Calculating Microfield Angular Velocity Distribution in Plasma through Using Molecular Dynamics Simulation

Abstract

Considering the importance of statistics related to microfields in the spectral line shapes in plasma, many researchers were interested in calculating statistical distributions related to microfields with different models and approximations. Analytical approaches and numerical simulation methods can be used to study the variations of the magnitude or the directions of the microfield. The aim of this work is the calculation of distributions of microfield angles and distributions of microfield angular velocities on ions in plasmas. The article briefly presents an overview of previous work and the molecular dynamics simulation (MDS) technique used in this work. We consider interaction between all ions of the plasma according to Debye potential, and we follow evolution of the positions and velocities of particles according to Verlet algorithm.

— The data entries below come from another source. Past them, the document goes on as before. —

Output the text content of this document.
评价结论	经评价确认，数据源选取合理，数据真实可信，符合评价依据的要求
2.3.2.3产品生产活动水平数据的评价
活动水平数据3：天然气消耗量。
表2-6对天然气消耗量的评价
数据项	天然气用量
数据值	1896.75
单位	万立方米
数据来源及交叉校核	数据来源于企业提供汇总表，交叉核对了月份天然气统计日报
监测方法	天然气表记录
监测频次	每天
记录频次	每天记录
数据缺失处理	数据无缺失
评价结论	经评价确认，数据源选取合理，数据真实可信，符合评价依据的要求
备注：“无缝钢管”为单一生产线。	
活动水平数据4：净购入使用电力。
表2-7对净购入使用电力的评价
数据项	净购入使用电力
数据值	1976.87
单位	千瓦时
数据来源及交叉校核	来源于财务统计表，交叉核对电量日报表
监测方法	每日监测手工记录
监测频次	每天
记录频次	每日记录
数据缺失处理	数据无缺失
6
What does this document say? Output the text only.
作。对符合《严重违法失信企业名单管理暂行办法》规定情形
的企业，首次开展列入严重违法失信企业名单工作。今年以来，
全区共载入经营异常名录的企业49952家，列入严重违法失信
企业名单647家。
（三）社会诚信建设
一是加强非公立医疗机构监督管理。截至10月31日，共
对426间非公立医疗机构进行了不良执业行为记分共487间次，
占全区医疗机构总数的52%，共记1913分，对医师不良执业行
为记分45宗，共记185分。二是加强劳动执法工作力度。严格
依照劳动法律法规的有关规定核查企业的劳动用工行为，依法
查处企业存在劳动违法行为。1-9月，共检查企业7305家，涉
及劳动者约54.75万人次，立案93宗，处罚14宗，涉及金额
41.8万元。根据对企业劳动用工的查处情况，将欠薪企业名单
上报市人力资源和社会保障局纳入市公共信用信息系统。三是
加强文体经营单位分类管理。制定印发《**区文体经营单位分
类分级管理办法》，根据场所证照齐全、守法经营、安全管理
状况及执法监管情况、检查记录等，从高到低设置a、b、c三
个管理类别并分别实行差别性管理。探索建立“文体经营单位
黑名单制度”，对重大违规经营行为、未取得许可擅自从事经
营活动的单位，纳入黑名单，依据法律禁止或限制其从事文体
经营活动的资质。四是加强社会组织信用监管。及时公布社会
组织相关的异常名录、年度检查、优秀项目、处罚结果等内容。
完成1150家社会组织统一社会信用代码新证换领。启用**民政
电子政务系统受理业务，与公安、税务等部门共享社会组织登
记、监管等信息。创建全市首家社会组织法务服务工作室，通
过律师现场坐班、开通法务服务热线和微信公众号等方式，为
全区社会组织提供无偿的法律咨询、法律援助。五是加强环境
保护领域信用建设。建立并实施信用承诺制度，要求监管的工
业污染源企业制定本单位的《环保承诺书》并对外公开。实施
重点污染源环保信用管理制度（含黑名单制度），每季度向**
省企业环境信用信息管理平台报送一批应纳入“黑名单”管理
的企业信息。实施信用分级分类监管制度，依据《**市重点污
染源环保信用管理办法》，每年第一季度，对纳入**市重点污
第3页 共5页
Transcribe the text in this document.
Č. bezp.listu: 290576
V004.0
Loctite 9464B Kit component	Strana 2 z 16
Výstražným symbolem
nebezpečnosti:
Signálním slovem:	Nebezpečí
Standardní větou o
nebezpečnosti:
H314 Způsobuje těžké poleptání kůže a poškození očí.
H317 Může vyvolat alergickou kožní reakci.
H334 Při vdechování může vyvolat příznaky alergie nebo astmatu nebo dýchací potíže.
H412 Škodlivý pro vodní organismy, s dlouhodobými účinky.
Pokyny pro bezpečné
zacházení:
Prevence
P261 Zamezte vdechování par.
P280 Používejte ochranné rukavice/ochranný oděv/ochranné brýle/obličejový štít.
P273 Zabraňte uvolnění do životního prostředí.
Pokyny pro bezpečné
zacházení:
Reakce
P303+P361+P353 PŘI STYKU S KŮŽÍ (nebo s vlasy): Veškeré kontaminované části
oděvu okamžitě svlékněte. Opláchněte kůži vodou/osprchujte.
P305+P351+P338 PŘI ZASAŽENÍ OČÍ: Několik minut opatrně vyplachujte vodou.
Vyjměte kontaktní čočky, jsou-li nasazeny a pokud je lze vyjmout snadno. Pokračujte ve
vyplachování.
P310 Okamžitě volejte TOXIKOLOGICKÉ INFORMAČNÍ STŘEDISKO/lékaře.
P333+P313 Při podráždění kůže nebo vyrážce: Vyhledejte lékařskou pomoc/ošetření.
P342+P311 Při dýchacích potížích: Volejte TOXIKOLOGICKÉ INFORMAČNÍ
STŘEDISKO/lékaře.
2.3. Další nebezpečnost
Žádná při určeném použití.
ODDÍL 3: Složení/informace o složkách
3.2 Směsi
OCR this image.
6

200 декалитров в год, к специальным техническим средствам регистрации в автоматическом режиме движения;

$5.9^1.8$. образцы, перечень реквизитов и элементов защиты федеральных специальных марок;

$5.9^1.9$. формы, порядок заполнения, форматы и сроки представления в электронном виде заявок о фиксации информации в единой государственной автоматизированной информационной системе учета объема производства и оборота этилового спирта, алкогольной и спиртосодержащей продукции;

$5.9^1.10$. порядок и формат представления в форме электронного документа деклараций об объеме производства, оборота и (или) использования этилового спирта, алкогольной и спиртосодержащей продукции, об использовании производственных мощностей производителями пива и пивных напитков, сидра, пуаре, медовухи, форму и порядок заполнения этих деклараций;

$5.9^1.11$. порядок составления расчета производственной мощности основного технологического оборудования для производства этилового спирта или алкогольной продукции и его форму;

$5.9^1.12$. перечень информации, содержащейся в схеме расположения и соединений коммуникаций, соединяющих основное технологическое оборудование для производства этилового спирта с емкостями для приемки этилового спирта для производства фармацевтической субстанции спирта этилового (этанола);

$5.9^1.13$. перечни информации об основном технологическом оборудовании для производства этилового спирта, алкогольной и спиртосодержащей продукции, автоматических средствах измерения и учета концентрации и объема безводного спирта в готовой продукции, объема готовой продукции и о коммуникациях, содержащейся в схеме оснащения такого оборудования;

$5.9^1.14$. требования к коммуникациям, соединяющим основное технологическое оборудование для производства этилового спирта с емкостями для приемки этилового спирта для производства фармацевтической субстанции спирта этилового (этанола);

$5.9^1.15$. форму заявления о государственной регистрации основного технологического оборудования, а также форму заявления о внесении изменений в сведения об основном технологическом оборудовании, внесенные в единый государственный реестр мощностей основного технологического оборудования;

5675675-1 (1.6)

The results present effects of temperature and ion densities on calculated distributions. We compare our results with those of an analytical model based on Holtsmark model at the temperature 105 K, the ionic density 2.1015 cm–3 and for Z = +2 and Z = +5. Another comparison is done with independent particles model (IPM) for ionic coupling parameter equal to 0.17. Our values of the most probable angular velocity are less than those of the analytical calculation; differences may be caused mainly by the choice of the interaction potential and interaction between all ions in the plasma.